The other half save one were forgettable. That one, “I Know How to Pick ‘Em,” by Lawrence Block, was memorably awful. I will spare you the details but it is a gratuitously disturbing pornographic story I wish I hadn’t read. If you find yourself reading this collection I would advise you to skip it.

Block’s odious story was almost enough to get me to quit reading entirely, but I didn’t and good thing, because most of the good stories came right after that one.

Last Argument of Kings

by Joe Abercrombie

The decrepit king finally dies and his successor surprises everyone. The kingdom is threatened by a peasant revolt. And before the army can return from the North the massive Gurkish army attacks the city with one hundred Eaters on their side.

On the one hand, this is a fully satisfying conclusion to the series.

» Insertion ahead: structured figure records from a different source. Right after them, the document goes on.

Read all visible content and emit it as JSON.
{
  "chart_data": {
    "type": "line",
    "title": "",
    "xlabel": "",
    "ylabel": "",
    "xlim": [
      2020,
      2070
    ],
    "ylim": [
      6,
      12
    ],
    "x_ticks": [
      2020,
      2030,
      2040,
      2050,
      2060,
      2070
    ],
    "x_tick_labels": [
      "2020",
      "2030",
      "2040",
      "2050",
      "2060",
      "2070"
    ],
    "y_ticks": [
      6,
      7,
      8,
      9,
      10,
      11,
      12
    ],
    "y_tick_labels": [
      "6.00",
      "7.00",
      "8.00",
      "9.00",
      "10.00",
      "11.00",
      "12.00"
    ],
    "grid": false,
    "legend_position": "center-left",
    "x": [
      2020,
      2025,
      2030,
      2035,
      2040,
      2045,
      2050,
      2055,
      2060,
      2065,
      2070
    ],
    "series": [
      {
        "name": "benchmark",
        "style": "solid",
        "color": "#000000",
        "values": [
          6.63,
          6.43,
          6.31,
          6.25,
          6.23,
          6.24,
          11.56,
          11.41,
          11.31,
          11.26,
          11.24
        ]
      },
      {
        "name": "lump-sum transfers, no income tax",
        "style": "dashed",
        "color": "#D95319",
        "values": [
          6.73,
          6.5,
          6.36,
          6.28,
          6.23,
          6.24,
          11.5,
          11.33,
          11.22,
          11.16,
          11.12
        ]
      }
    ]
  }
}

On the other hand, by the end you’ll hate—or at least be very disappointed by—every single character.

Before They Are Hanged

by Joe Abercrombie

The stage was set in The Blade Itself. Now the story splits into three: all-out war in the North, a hopeless battle in the South, and a quest for a world-saving magic item in the West. A connector that substantially develops the main characters.

A worthy sequel. Just remember: the more you start to like someone, the more likely it is that they are about to do something terrible.

The Blade Itself

by Joe Abercrombie

The plot is a pretty familiar fantasy epic. A central kingdom threatened from abroad. A cast of main characters with important roles to play in the war to come. Supernatural forces pulling strings in the background. A quest to the edge of the known world.

What sets it apart is the cast of characters. There are no heroes in this story. Among the main characters in this book are a career murderer, a selfish dandy swordsman, a bitter torturer, a drunk sister and her brother, a ruthless manipulative wizard. And so on. They are all compromised, but you’ll end up starting to like each of them—right before they do something terrible again. Nobody is redeemed.

And it works. The storytelling is great, you’ll get into the characters, and you won’t want to put the book down. I didn’t.